23.01.2019, 02:33

Dil Bilgisi Öğretimimiz Üzerine Bir Not

Çok öncelerde dil bilgisi konularının öğretimindeki çarpıklıkları ve çelişkileri uzun uzun tartışırdık. Zamanla bunların boşuna yapılan tartışmalar olduğunu görüp vazgeçtim.

Çünkü MEB’in grameri ÖSYM’ye uymaz, ÖSYM’nin sorduğu gramer akademik gramerden farklıdır, akademik kaynaklar birbirleriyle sürekli çelişir. Türkiye Türkçesinin bir ortak grameri bile yoktur. Bildiğim kadarıyla bu soruna akademik camiada Seda Balyemez dışında dikkat çeken de şimdiye kadar pek olmadı..

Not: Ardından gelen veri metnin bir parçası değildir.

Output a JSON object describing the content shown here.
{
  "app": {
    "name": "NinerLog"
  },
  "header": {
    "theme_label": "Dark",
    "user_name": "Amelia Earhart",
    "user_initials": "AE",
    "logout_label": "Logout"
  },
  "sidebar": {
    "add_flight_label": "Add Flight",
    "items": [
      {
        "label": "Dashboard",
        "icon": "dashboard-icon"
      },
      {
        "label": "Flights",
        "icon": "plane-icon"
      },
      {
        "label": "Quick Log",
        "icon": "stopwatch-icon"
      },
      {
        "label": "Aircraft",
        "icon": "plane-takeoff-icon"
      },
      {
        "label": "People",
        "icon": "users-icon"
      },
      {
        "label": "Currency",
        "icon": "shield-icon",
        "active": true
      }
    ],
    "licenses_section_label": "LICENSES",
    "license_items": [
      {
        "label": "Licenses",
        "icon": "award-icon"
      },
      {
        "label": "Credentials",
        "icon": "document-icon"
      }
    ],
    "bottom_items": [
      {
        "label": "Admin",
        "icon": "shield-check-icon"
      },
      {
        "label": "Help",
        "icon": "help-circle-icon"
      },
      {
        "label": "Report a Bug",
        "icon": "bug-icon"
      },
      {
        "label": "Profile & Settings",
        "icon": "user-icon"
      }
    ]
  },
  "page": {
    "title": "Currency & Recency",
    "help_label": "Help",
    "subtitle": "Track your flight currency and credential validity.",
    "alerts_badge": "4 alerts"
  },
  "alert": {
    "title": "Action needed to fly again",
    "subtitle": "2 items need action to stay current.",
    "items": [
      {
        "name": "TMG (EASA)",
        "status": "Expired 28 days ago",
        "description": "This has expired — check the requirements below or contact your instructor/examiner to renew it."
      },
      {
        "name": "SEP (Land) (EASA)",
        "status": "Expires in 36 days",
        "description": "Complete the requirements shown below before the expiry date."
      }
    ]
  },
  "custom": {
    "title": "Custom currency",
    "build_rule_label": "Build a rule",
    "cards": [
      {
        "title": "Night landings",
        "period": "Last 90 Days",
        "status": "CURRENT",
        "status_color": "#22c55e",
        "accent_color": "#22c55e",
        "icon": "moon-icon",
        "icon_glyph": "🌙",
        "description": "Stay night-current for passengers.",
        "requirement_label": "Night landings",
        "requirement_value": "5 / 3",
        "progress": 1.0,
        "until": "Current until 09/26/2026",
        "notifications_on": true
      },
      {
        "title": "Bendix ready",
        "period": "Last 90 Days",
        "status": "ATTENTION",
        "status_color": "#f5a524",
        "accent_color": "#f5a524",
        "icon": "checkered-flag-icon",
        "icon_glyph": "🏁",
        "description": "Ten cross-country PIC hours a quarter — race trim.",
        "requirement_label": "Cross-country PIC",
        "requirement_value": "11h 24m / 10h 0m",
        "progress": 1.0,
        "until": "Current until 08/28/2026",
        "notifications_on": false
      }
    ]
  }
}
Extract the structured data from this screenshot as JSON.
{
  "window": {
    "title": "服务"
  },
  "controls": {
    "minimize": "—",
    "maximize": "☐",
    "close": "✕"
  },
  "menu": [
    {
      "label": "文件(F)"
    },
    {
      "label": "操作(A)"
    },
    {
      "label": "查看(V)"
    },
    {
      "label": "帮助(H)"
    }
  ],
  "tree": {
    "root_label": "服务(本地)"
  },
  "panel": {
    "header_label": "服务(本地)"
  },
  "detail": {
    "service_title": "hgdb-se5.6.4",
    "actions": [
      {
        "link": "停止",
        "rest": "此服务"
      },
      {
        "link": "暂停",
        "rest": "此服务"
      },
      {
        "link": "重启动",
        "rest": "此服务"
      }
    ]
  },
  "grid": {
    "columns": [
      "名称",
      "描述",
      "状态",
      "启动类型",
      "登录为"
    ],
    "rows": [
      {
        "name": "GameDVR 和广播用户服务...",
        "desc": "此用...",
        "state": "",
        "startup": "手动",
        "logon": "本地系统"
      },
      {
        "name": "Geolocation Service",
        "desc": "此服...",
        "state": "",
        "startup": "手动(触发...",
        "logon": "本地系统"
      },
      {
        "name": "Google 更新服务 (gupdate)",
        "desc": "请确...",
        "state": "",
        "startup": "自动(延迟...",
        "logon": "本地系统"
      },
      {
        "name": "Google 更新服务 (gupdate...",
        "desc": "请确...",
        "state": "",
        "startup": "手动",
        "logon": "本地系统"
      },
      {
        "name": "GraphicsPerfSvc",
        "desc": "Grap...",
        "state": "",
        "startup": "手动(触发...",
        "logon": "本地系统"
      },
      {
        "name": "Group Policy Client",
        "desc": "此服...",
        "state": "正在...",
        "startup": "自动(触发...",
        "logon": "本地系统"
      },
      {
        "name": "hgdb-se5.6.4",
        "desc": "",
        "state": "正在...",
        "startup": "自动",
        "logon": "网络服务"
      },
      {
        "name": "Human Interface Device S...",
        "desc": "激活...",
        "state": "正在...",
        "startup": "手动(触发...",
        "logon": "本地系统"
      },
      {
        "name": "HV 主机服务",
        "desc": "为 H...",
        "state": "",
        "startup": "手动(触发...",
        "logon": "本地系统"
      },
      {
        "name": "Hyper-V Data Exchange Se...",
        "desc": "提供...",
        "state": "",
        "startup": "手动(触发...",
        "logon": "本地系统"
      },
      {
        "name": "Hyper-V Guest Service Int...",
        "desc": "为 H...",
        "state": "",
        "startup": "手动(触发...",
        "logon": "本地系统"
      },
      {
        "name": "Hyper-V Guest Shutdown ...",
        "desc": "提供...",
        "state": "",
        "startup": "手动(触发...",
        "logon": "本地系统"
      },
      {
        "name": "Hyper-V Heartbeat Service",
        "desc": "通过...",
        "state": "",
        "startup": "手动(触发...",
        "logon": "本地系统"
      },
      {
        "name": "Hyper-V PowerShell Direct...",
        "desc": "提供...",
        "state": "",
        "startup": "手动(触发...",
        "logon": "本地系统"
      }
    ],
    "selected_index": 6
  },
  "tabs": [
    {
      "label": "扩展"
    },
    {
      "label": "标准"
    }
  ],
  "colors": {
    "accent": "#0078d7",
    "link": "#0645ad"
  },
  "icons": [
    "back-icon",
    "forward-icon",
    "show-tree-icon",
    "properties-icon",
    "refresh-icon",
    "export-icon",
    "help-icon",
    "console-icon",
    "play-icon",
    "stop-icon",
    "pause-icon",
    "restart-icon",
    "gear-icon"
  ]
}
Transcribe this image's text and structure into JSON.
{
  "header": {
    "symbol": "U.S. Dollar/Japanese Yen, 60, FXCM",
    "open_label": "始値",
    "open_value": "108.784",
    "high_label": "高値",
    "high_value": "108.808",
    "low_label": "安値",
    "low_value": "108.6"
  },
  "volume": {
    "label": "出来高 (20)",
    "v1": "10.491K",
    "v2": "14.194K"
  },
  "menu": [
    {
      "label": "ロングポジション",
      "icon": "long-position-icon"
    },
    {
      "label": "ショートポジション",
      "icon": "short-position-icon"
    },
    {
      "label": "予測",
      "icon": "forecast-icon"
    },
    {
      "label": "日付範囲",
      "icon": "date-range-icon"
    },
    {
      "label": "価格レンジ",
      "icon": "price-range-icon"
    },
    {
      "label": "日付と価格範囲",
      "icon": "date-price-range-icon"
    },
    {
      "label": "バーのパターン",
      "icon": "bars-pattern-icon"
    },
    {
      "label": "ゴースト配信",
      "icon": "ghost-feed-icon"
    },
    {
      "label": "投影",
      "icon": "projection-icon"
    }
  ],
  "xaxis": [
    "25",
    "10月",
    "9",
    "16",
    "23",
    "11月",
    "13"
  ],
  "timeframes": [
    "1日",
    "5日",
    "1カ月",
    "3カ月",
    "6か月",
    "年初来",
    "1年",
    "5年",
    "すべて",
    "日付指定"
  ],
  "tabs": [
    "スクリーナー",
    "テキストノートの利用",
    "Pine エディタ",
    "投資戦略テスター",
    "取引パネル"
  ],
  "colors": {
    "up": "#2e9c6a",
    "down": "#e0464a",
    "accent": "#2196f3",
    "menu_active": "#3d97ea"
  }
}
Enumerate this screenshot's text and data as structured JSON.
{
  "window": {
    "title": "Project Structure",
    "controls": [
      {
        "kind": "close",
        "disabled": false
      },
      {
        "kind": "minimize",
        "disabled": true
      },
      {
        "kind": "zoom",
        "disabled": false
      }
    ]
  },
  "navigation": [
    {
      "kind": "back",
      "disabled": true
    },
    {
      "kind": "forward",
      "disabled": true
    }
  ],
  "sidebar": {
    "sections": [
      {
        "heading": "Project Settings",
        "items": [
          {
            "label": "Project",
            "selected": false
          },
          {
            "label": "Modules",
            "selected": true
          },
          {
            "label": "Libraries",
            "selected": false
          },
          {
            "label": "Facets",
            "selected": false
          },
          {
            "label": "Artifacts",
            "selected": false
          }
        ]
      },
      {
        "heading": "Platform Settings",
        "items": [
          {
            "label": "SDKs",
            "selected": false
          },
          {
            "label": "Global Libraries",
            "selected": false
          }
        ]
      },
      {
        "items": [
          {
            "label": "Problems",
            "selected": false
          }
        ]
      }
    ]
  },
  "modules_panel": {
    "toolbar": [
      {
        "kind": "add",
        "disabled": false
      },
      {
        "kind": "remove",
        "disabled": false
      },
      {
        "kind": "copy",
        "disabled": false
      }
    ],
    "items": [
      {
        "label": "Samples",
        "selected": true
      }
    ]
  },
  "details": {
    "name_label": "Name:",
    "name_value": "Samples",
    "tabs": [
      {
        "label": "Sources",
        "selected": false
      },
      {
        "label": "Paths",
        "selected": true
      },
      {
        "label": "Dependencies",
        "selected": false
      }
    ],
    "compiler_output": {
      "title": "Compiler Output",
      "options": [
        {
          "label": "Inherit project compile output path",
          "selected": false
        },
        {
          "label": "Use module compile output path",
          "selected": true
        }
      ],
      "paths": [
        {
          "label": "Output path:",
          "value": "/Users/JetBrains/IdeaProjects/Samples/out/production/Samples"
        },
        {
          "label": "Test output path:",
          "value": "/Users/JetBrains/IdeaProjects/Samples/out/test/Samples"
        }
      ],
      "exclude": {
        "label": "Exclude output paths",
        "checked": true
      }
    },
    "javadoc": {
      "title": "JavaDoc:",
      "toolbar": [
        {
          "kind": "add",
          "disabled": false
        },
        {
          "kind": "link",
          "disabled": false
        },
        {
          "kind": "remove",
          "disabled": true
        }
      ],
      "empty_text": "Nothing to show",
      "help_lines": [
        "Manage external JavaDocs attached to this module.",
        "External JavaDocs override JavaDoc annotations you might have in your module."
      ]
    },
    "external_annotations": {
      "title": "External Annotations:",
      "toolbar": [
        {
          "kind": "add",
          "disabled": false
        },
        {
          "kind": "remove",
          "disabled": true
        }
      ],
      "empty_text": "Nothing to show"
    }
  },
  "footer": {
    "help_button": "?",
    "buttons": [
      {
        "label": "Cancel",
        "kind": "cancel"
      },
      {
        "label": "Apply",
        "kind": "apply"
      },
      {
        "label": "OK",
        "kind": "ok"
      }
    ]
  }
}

Ülkemizde biz dilin mantığını, işleyiş ve gücünü göstermek yerine terimler öğretiriz. Dolaylı tümleç mi desek yer tamlayıcı mı, birleşik cümle var mı yok mu, diye sözcüğüne zarf fiil mi desek edat mı, şey sözcüğüne zamir mi diyelim isim mi, gibi gibi gibi. ”diye” sözcüğünün kendisi kimsenin umrunda değildir ama bu sözcüğe bir isim vermek ülkemizde herkesin sorunudur. İlkokuldan üniversiteye kadar maalesef dilin kendisi yerine terimler tartışılıyor, isimlendirmeler öğretiliyor. Şimdiye kadar yapılan şey dilin doğasını tasvir etmek yerine Batı dillerine göre oluşturulmuş gramer şablonlarını ve terimleri Türkçeye giydirmeye çalışmak olmuş. Gerçekten çok üzücü bir durum.

Görselde bir sınavlara hazırlık grubundan alınmış bir soru var. Dil bilgisi öğretimimiz Türkçenin bir tarihi yokmuş gibi dilimizi sadece günümüz Türkiye Türkçesine göre tanıttığı için çelik sözcüğünde ek olmadığını sanıyoruz.